A quiet day at the Visitor Center. But that means that we could spend more time with each visitor.
I always ask visitors if they want to hike. I don’t make any assumption, based on age, weight or demeanor. When I ask Americans who don’t want to hike, they always hem and haw, say “a little” and apologize.
“We don’t have time”.
“We have little kids,” though the children seem more active than their parents.
“We have elderly parents in the car.”
But when I ask international visitors, they’re quick to say “No!” and I admire their candor. But lately I notice that they make a distinction between “walking” and “hiking”.

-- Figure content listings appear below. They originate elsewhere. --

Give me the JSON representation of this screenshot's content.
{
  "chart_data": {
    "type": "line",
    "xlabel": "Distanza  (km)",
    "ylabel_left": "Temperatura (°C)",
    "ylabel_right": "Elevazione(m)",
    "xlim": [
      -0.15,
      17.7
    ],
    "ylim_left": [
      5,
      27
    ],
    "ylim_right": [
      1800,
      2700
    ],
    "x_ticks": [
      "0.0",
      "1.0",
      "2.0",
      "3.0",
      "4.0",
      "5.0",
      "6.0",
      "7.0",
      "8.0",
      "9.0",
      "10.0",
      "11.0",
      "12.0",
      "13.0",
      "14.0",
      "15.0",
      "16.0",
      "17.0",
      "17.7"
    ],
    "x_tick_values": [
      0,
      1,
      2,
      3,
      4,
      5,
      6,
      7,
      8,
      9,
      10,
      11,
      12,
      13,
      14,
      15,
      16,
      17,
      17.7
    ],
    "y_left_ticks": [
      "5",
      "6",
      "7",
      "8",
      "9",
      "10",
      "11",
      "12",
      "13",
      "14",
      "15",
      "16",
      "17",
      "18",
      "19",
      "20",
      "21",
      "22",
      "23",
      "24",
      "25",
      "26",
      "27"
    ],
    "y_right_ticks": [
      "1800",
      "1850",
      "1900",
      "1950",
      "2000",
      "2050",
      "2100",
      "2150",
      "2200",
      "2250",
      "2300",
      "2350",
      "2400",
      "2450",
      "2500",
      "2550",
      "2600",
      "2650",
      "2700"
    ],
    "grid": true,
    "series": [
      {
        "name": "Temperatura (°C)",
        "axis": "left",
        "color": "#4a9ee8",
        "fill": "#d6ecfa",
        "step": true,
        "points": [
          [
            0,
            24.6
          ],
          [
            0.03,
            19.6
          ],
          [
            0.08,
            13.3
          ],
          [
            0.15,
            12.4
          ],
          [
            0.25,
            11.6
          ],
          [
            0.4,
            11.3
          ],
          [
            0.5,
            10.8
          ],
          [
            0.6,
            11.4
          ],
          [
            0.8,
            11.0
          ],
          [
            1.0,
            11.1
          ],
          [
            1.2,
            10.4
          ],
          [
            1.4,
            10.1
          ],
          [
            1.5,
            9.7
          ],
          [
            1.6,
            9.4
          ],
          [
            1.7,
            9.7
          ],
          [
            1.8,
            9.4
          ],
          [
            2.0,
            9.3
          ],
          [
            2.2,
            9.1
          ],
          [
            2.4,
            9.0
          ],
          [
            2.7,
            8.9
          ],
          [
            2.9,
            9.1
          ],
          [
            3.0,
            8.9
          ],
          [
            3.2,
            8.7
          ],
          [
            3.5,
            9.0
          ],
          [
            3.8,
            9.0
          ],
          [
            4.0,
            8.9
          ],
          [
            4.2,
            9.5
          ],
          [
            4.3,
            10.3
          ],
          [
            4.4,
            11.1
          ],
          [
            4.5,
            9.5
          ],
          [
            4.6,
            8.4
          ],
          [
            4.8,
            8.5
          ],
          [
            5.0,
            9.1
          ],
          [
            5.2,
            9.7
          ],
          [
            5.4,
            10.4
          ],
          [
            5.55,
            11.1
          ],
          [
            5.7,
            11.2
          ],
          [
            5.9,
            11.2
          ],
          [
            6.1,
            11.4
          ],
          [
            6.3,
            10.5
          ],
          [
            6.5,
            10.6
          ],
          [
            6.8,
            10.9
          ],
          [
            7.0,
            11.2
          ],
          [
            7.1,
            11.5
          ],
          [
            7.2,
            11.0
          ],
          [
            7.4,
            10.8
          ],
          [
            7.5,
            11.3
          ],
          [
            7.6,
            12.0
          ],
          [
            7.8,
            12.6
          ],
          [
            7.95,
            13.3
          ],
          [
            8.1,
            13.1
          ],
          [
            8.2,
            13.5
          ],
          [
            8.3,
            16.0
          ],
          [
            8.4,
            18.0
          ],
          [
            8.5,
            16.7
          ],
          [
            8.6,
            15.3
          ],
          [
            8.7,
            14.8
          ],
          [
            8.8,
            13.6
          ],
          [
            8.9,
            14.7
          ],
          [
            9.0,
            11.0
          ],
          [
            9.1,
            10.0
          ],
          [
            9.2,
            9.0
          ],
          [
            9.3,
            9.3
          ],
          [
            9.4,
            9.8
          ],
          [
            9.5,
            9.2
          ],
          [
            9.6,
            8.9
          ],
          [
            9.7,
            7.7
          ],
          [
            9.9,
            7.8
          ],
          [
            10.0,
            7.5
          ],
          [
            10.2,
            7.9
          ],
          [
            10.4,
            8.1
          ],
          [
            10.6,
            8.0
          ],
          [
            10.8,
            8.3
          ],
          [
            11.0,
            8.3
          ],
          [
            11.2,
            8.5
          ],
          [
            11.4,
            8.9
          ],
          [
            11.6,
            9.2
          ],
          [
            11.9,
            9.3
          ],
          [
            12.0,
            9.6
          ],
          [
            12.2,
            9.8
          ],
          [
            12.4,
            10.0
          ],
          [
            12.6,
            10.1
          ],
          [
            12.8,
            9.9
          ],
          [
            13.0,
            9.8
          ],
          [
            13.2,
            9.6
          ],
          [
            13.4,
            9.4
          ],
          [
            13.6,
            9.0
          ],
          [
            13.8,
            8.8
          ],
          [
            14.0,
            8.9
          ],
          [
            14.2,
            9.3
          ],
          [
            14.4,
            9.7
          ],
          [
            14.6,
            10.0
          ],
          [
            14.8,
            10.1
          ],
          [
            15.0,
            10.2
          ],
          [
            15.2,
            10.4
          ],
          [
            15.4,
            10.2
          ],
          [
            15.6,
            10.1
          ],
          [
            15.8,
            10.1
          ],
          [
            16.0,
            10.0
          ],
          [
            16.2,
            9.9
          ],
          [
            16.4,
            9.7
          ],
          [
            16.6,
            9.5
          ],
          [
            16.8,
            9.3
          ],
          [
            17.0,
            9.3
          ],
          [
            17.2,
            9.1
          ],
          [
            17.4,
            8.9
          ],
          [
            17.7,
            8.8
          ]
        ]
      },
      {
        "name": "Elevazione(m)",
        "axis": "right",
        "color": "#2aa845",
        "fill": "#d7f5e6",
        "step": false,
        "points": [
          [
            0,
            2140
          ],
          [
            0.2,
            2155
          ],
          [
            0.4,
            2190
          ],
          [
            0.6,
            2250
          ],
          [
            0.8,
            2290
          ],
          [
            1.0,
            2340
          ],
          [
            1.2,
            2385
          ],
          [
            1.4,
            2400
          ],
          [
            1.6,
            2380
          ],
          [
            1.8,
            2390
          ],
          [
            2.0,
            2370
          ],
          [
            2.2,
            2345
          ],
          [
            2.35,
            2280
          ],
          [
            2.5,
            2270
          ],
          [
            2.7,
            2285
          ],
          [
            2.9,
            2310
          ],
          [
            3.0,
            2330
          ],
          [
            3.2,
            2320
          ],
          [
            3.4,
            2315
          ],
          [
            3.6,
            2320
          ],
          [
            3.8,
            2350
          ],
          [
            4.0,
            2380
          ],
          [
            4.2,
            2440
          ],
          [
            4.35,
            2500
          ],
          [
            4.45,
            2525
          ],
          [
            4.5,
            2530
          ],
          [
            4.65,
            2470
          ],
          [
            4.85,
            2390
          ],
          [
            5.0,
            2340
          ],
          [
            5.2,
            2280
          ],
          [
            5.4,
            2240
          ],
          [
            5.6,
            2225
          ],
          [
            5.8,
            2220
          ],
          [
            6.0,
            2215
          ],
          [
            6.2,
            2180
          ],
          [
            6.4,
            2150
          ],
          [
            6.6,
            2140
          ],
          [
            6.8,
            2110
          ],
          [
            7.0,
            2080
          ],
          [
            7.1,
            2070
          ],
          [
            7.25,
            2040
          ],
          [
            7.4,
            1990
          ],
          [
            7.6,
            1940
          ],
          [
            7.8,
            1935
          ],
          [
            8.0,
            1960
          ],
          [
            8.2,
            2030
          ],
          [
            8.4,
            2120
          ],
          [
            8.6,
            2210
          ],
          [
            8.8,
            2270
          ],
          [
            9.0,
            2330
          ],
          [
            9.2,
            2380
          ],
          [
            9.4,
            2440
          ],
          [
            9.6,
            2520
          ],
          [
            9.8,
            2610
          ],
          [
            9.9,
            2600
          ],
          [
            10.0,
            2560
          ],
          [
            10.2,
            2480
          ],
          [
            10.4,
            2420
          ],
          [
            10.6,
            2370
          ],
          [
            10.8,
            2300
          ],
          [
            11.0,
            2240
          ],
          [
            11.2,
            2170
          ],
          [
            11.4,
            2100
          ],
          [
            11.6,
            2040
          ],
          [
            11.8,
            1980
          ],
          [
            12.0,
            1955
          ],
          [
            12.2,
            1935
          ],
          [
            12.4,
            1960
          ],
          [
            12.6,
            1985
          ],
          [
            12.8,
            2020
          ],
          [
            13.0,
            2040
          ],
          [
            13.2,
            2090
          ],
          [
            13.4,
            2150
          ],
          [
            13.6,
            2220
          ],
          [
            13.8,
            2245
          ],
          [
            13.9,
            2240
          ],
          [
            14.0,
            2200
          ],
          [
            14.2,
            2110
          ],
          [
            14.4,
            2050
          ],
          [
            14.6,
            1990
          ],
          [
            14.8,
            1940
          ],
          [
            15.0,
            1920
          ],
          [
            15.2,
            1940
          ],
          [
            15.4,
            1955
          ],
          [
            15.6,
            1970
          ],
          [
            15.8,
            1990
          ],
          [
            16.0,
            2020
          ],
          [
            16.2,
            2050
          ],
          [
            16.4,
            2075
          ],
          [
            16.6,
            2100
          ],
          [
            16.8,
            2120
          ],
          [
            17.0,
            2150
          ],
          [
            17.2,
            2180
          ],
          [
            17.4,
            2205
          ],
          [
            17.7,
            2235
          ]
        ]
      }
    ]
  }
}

“Walking” means dayhiking to Brits. And other English-speaking Europeans use the same expression. Yesterday one couple from Germany said that they didn’t want to “hike”. But I told them about the mile round-trip to Clingmans Dome and the walk to Laurel Falls (three miles round-trip). Both are paved trails so they’re certainly not considered “hikes” by Europeans.
I’m going to try that strategy with Americans and ask “Would you like to walk?”
I walked up Bradley Creek and turned onto Chasteen Creek Trail. It was muddy, made more so by the horse traffic. Chasteen Creek Falls is a destination for people on horses.
I’ve been up and down Chasteen Creek Trail several times but have never taken the time to take the sidetrail to the falls. How could I suggest it to visitors, if I didn’t have a clear idea myself? I’m sure that those who work the Visitor Center desk do that all the time, but I can’t do it. Now I know where it is and that it’s a destination worth recommending.
In other news, the new Visitor Center now has the start of a roof. They’re making progress.
I don’t know when the building will be finished but I’m looking forward to it.